Cale: It’s really about you’re always faced with mortality, it’s there. Decay is present always. To try and put it like that, in any phase, is making a point.
Paste: Now that Cohen is no longer with us, it now feels like every rendition of “Hallelujah” feels more significant than ever. What did the song mean to you when you rearranged it, and what does it mean to you today?
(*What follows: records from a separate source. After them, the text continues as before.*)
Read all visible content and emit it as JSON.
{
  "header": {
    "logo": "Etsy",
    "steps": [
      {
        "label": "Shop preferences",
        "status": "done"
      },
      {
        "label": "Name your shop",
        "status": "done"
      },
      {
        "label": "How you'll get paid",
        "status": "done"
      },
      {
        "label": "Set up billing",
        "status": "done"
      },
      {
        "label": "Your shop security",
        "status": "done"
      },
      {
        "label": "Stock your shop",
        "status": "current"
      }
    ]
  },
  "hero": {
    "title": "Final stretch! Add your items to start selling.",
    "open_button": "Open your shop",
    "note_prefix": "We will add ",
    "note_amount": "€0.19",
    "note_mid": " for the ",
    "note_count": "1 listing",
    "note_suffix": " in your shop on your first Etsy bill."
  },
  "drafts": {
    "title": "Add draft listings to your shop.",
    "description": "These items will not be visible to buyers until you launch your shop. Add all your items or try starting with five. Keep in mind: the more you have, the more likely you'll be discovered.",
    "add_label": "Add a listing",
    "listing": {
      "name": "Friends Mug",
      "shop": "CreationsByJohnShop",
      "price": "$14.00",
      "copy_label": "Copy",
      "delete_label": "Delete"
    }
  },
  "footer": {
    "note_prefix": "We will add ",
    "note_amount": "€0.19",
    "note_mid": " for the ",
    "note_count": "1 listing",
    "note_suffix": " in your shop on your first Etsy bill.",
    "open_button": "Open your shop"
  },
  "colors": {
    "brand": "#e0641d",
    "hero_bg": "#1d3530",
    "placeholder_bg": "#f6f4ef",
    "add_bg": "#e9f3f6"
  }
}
Cale: Yeah, I’m glad I didn’t take on singing the liturgical verses. I didn’t take on the religious side of the song. There’s something about everybody in a Leonard song. He manages to walk from one side of the room to another. He has something for people to relate to in a very elegant way. He’s always a poet. That’s what I’m glad I did over the years, was to stay away from the religious side. I’m not a religious guy. But I was interested in, in how… I asked him what that meant to him as a Jewish religious figure—I think he was trained to be a rabbi. I’m always interested in Zen. It’s a special little corner of my life. It was pretty funny. Then I’ve read an article by his rabbi that I think was written after he died, but it was a beautifully written essay in the Jewish Chronicle about [how he] was Leonard Cohen’s rabbi. And he talked about the view of the world that was broken and how Leonard approached from that point of view. It’s a fascinating description of how creativity worked its way around mortality. He’s going to cross over from being a believing human being to singing about being something that was not. He would cross that boundary of life and death, and that’s really one of those intriguing things.